Mais du passage d’Abdoul Mbaye à la Primature, l’histoire retiendra la consécration d’une longue carrière au service de l’excellence et de la performance. Il est allé au-devant d’un combat qui est loin d’être une partie de plaisir pour ce jeune retraité (60 ans) qui était, auparavant, en train de jouir des délices méritées d’une vie de dur labeur. Il a prouvé, partout où il est passé, qu’il a toujours été l’homme de la situation. Le sémillant gentleman, au style très british, qui «refusait de vieillir», malgré qu’il ait pris quelques rides tout récemment, a fait bien du chemin. Pendant plus d’un quart de siècle, il aura été une vraie icône de la banque au Sénégal. Recruté comme économiste à la BCEAO en 1976 où il travailla sous les ordres d’un certain Alassane Ouattara, avec des relations qui n’étaient pas des meilleures…Il y resta seulement 6 ans avant d’être promu PDG de la BHS à 29 ans. A l’époque déjà, on parlait du «fait du Prince» parce qu’étant le «fils de Kéba»…
Ensuite, il fit cap sur l’ex-BIAO Sénégal qu’il rebaptisa Compagnie bancaire de l’Afrique de l’ouest (CBAO). En tant que manager de la banque de J.C. Mimran, avec au-dessus de lui, un PCA hyperactif et plus-que-réseauté, un certain Diagna Ndiaye. Un duo qui a plus souvent viré au duel… A la CBAO, M. Mbaye y introduisit plein d’innovations. Notamment le transfert d’argent avec Western Union, le capital-risque (Seninvest), le crédit-bail (SFE), la carte monétique internationale (MasterCard). Il est également connu comme un banquier qui aimait le goût du risque. Ainsi, il n’hésita pas à accompagner beaucoup d’entrepreneurs comme l’orpailleur Ousmane Ahne (Eeximcor), le brasseur Cheikh Tall Dioum (NBA), l’importateur de riz Bocar Samba Diéye, tant d’autres gros bonnets du secteur informel et beaucoup de jeunes promoteurs de PME…
La preuve, il était bien dans son élément quand il recevait, en tant que Premier ministre, les commerçants de l’Unacois qui ont été, pour la plupart, ses clients dans les différentes banques où il est passé…Après un bref retour à la BCEAO, il atterrit à la BST en tant qu’actionnaire et dirigeant. Il en avait assez d’être un simple employé, fut-il directeur de banque !
Avec le concours du magnat du BTP, Aliou Sow (CSE), il s’attela à construire, lentement mais sûrement, les bases de ce qui devait devenir, à terme, un futur «champion national de la banque et de la finance». Après un septennat de sang et de sueur et être parvenu à intégrer le middle market bancaire, il opta pour un mariage de raison avec les Marocains.
La fusion-absorption de la petite BST par Attijariwafa Bank fut décidée.
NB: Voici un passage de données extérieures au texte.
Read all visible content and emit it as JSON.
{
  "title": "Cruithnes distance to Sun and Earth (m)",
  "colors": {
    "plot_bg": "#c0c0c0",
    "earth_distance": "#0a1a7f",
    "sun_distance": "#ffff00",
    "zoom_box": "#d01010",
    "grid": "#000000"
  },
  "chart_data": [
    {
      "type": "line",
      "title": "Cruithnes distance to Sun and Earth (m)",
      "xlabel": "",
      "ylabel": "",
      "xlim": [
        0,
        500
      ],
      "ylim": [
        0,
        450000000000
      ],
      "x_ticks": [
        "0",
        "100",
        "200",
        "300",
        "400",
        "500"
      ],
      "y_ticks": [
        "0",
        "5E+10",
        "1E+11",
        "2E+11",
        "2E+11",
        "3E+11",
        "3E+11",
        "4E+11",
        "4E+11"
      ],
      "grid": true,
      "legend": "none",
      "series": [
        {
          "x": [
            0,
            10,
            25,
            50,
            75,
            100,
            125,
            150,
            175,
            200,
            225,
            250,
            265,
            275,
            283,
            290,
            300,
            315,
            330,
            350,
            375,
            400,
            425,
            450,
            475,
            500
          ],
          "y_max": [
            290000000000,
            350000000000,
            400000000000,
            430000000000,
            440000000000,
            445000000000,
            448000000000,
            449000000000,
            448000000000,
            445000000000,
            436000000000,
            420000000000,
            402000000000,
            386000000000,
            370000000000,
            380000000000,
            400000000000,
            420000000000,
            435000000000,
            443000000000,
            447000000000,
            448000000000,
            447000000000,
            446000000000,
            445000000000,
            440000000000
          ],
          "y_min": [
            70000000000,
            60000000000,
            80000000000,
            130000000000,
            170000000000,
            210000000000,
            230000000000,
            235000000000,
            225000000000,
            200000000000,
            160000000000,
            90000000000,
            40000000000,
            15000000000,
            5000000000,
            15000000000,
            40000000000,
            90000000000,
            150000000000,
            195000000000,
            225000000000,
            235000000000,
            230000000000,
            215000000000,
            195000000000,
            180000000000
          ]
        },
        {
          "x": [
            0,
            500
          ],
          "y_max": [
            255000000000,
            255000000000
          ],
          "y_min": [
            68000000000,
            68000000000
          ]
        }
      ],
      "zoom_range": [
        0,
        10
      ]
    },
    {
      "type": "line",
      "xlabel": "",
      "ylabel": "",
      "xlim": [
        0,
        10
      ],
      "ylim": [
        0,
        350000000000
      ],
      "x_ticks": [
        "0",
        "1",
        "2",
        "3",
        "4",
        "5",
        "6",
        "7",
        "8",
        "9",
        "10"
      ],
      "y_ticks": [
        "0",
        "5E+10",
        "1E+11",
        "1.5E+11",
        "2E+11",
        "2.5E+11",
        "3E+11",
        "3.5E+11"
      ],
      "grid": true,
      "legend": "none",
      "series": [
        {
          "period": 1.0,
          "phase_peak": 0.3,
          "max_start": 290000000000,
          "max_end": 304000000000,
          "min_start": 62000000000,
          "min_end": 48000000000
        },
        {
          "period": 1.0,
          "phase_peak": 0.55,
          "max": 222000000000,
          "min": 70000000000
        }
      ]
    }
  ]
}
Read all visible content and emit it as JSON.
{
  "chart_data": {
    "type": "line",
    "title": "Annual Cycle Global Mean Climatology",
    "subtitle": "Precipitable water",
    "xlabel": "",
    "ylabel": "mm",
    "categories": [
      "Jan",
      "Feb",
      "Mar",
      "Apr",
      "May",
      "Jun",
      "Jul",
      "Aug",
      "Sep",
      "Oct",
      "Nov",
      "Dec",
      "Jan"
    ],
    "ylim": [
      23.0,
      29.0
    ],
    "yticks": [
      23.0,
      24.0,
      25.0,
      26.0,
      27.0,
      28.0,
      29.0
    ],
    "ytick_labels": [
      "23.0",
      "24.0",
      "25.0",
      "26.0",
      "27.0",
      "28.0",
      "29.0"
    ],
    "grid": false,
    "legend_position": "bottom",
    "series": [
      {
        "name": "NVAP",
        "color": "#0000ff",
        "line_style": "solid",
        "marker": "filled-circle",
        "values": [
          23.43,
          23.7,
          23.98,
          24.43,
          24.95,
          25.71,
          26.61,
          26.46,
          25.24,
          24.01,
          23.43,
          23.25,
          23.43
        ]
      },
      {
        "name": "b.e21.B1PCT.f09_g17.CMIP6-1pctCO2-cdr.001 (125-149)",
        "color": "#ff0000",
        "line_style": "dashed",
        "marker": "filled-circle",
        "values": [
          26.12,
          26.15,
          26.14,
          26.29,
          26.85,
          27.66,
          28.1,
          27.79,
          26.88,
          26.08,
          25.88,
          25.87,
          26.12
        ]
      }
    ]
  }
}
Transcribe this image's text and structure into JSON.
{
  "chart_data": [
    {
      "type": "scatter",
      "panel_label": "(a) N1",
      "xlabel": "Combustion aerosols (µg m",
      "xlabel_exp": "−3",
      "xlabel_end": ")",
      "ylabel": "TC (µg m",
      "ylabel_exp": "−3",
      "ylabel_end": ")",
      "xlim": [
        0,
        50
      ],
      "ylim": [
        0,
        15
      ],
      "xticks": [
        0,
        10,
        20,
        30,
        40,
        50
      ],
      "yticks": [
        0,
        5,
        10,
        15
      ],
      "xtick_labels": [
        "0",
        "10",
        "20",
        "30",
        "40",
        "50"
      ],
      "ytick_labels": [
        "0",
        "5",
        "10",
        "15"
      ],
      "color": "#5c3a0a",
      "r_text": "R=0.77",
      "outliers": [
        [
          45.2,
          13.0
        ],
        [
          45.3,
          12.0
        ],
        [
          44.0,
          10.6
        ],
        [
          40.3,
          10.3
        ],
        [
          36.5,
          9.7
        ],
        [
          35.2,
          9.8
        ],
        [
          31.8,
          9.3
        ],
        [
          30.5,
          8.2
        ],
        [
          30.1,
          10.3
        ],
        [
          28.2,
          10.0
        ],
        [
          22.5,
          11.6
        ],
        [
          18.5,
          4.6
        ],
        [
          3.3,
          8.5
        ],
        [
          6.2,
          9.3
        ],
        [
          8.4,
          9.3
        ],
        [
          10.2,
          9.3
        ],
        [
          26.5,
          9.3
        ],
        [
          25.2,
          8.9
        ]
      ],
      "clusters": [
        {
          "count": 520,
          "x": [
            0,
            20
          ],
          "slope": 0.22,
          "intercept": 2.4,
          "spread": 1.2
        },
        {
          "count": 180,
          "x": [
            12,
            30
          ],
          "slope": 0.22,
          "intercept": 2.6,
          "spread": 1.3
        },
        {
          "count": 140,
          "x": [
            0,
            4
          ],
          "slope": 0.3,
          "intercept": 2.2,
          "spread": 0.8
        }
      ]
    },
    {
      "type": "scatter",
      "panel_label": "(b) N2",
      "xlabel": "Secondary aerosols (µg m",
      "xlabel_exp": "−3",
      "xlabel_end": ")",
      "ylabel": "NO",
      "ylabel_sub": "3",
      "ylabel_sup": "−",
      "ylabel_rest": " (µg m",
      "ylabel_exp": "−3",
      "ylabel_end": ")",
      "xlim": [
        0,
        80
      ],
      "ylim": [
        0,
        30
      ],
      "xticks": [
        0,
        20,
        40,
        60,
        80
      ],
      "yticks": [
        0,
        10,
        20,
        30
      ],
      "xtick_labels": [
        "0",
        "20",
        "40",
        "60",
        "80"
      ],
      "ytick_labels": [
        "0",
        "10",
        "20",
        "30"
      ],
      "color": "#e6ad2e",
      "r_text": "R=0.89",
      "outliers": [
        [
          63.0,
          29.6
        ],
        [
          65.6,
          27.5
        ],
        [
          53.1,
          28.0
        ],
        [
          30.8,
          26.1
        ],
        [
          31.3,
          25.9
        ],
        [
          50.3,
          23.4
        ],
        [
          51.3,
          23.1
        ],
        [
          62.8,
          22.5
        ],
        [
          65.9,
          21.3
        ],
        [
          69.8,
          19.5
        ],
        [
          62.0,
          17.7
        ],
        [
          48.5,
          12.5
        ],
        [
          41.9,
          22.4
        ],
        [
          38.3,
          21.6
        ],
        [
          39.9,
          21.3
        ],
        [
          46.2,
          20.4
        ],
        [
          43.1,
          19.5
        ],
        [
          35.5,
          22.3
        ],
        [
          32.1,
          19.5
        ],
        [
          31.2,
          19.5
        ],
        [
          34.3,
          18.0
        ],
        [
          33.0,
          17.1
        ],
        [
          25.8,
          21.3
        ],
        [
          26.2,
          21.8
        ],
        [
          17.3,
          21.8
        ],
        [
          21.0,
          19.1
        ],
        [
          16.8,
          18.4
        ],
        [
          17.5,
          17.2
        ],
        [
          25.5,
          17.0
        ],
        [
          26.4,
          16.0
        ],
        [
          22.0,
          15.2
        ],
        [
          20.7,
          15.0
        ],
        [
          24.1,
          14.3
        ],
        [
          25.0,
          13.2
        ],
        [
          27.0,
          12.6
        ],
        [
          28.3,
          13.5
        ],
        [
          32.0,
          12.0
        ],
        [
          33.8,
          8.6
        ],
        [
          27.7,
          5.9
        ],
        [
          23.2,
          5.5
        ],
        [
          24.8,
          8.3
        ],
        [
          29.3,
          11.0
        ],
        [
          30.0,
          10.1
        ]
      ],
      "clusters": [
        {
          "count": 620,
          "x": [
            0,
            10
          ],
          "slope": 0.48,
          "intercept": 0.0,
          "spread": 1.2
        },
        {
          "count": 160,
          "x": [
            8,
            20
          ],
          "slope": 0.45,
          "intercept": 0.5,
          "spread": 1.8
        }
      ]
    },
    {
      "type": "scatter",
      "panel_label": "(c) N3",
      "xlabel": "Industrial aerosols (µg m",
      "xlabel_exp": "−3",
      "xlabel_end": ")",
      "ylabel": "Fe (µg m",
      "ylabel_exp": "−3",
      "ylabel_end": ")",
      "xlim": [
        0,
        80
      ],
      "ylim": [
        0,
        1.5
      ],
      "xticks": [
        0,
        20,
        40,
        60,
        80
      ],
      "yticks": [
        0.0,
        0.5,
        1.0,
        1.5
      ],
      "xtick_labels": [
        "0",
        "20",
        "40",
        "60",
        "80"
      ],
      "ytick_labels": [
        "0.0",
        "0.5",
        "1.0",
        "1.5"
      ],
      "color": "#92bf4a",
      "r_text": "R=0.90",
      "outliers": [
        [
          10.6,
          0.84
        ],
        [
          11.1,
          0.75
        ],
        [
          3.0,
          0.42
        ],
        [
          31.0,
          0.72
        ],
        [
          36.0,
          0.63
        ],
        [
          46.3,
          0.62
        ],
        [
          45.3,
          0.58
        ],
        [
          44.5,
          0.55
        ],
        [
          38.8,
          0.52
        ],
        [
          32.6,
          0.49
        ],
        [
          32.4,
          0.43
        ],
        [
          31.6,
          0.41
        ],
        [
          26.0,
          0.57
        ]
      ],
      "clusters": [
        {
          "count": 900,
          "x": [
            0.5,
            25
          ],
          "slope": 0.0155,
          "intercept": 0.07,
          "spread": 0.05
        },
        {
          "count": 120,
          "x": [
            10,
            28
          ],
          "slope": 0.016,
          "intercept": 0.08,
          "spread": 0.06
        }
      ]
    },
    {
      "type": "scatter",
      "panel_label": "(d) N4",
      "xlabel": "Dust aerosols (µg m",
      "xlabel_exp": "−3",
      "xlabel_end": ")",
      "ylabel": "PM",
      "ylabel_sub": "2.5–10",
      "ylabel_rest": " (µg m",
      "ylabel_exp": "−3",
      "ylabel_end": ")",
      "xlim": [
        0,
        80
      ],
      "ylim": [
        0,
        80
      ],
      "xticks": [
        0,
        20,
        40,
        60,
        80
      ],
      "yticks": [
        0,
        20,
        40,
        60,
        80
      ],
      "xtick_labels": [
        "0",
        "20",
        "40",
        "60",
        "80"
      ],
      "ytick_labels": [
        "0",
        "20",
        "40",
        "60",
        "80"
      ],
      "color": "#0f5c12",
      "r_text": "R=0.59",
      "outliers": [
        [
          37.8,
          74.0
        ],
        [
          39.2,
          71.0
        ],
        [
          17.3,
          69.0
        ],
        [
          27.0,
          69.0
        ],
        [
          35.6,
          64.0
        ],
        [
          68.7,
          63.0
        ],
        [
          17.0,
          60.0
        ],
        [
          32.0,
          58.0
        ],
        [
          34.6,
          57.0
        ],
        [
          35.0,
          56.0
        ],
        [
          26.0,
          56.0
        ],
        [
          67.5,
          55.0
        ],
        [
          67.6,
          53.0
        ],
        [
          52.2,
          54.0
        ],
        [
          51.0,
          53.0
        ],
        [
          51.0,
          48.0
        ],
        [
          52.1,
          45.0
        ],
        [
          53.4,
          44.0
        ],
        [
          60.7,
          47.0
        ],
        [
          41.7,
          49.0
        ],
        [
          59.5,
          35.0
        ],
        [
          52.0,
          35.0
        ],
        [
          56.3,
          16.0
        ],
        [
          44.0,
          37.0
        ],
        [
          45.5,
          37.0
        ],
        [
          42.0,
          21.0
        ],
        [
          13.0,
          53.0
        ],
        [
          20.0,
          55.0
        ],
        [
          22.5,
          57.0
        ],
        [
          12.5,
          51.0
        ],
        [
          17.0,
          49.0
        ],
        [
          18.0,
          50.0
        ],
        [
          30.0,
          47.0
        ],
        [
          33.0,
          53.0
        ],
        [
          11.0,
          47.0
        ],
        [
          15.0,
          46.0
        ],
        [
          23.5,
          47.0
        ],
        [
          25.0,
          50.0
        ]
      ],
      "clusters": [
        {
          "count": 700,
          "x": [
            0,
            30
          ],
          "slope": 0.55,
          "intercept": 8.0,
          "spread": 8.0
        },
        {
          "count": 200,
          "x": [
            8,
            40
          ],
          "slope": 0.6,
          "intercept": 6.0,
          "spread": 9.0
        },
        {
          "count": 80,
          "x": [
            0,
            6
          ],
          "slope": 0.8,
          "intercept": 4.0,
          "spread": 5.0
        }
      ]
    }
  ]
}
Et les Marocains prennent les commandes. Abdoul Mbaye, déchargé de la gestion exécutive, devient Président du Conseil d’administration (PCA) d’Attijari Bank Sénégal, du nom de l’entité fusionnée.
Une nouvelle vie de pantouflard que le jeune semi-retraité a pas mal appréciée. Ce qui lui a donné du temps pour faire autre chose, notamment flairer de bons coups pour placer son petit pactole au lendemain de la vente de ses actions BST aux Marocains.
Lorsque les Marocains prirent le contrôle de CBAO, donnant ainsi naissance à la première banque du pays, c’est comme si c’était la fin de l’histoire pour Abdoul Mbaye dans la banque au Sénégal. Il se retira chez lui jusqu’à ce que le devoir républicain le poussât encore sur le devant de la scène… comme Premier ministre de la République du Sénégal !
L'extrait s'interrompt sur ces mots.